There are other challenges. A recent study Bastyr helped complete showed that children with colds get no measurable benefit from taking the herb Echinacea, calling into question earlier theories.
And Bastyr still attracts its share of critics. Some watchdog groups composed of conservative doctors — including Quackwatch and the National Council Against Health Fraud — have tried to block the appointment of Pizzorno and others to federal advisory agencies, though with little success. Stephen Barrett, a retired Pennsylvania psychiatrist who runs Quackwatch, said one of his concerns is that Bastyr influences students against immunization.

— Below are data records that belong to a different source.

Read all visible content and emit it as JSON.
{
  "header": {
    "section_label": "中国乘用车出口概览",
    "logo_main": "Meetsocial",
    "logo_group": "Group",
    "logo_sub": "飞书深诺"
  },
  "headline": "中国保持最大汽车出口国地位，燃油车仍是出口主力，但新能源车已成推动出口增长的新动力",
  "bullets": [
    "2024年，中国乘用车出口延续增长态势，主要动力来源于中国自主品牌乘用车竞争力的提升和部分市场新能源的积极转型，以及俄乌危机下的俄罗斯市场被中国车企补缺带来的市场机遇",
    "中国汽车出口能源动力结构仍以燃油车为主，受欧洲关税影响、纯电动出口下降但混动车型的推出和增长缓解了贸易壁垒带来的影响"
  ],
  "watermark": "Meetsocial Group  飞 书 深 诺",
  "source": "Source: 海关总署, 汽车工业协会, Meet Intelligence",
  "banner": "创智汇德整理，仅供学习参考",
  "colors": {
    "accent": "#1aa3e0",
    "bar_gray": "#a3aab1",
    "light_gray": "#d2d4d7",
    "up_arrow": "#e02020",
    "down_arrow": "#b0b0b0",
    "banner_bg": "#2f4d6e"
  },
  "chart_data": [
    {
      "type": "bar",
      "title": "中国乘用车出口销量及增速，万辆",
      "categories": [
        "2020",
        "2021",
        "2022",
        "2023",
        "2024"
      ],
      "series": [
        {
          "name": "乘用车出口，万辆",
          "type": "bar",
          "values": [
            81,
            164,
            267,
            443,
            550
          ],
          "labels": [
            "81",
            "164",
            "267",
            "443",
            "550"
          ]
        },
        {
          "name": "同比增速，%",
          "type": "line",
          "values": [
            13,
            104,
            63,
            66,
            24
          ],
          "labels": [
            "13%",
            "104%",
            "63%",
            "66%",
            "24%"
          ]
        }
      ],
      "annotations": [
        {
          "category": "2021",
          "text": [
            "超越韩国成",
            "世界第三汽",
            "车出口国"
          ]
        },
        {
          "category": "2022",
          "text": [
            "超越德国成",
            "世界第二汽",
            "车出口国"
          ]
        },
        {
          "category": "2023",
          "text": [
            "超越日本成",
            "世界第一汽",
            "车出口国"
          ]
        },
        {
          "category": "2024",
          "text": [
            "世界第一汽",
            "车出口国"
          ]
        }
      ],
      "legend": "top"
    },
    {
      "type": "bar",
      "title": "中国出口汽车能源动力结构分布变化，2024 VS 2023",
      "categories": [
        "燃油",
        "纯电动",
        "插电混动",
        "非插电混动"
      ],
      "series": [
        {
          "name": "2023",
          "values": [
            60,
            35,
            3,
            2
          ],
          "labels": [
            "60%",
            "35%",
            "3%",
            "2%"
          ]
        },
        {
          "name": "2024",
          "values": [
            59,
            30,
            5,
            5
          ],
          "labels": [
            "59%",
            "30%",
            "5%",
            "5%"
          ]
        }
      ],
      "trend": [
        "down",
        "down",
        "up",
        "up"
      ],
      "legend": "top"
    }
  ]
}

But Bastyr President Tom Shepherd, who ran mainstream hospitals for 28 years before taking over from Pizzorno, said the school has no position on immunization. "I have sat in on the classes on immunization, and they did present both sides of the issue," he said.
Such criticisms haven't slowed Bastyr. By 1999, student numbers had hit 1,000.
In the next few years, Shepherd said he hopes to raise $14 million to buy the Kenmore campus, which is still leased from the Catholic Archdiocese.
Owning the campus would allow Bastyr to begin construction on a new academic and research building, and to provide on-campus housing for 326 students by 2020.
The university also is scouting eight possible locations for a branch campus in California, after that state passed a law in September that made it the 13th in the country to license naturopaths.
Shepherd said he sees a day soon when the campus will attract people from all over the world for special training, seminars and summits on natural medicine.
"All the pieces are in place," he said.